• September 10, 2012

This past week, the case of Lissa Cottrell against Costco was set to go to trial before Chief Judge Michael J. Davis (D. Minn.)not her claims for sexual harassment, just her claim for “reprisal/retaliation discrimination” (i.e., suffering an adverse employment action due to an employee’s invocation of the employee’s rights).

What happened to her sexual harassment claim?  Judge Davis, recognizing the clear holdings in Eighth Circuit case law, correctly threw that claim out on summary judgment.  

From Judge Davis’ ruling on Costco’s summary judgment motion:

 A review of cases from this circuit demonstrates how difficult it is to meet the high standard governing claims of hostile work environment.  For example, … the Eighth Circuit [has] held that rumor‐spreading that the plaintiff was having an affair was not so severe or pervasive that it met the high threshold for a hostile work environment… In another case, the Eighth Circuit rejected a hostile environment claim based, inter alia, on allegations that a supervisor became hostile toward the plaintiff when she rejected his advances, and told plaintiff before she could be considered for a pay increase or different position, that she would have to draw the planter he kept in his office, ‘that was shaped like a slouched man wearing a sombrero. The planter had a hole in the front of the man’s pants that allowed for a cactus to protrude.’ … The court found that although the supervisor’s conduct was ‘boorish, chauvinistic, and decidedly immature, [] we cannot say they created an objectively hostile work environment permeated with sexual harassment.’…[In another case, the Eighth Circuit has found that] allegations that co‐worker ‘made sexually inappropriate comments, including about [plaintiff’s] breasts on several occasions, and that [a co‐worker] told [plaintiff] that he was fixing a table so she could ‘strip dance on it’ did not establish actionable harassment)….[In another case, the Eighth Circuit found that ] allegations that over a period of three months a co‐worker made numerous comments about plaintiff’s body, touched her hair, wiped water off her pant leg, repeatedly suggested she leave her boyfriend and go on dates with him, telephoned her at home, and offered to buy her a drink and give her a ride home, not actionable harassment.

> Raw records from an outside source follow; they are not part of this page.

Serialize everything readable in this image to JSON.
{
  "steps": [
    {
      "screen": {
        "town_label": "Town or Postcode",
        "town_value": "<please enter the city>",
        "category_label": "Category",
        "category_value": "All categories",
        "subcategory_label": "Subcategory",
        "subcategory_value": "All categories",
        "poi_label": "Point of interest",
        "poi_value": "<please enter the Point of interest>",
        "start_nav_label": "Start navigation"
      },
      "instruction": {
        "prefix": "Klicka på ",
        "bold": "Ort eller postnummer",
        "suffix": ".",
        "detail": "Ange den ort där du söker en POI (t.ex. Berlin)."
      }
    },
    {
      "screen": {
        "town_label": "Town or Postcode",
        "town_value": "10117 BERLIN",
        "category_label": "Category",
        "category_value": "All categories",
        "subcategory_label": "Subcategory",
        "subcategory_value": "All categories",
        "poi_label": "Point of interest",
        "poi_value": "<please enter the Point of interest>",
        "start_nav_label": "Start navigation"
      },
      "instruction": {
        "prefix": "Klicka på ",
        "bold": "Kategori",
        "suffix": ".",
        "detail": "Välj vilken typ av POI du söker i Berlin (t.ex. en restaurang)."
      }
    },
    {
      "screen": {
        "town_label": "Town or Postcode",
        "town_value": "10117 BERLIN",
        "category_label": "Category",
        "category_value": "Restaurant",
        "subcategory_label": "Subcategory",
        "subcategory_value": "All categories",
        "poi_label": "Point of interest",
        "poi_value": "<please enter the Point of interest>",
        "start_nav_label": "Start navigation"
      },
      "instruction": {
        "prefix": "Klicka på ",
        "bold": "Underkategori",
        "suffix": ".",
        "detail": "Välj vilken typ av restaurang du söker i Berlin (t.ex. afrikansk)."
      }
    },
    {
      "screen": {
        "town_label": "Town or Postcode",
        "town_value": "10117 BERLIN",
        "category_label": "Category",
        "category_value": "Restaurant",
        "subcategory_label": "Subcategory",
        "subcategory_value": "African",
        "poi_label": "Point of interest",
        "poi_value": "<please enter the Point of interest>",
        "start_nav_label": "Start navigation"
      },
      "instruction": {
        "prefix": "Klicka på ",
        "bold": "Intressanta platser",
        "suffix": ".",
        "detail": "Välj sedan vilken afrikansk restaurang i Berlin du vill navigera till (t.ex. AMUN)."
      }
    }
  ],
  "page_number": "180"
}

Finally, the Eighth Circuit recently reaffirmed that as to incidents of isolated propositioning, ‘[m]ore than a few isolated incidents are required’ to support a hostile work environment claim.

In this ugly litany, it is, of course, the cactus drawing assignment that stands out the most.

The Court (more specifically, a panel of three male judges) found that they could not find that such “boorish, chauvinistic, and decidedly immature” conduct (which was one of several such incidents) “created an objectively hostile work environment permeated with sexual harassment.”

Query: How many three-women panels do you think would have come out the same way?  How many of these judges have been subjected to attention from sexual aggressors? How can it be that we can permit such “boorish” conduct as “not [creating an] objectively hostile work environment”?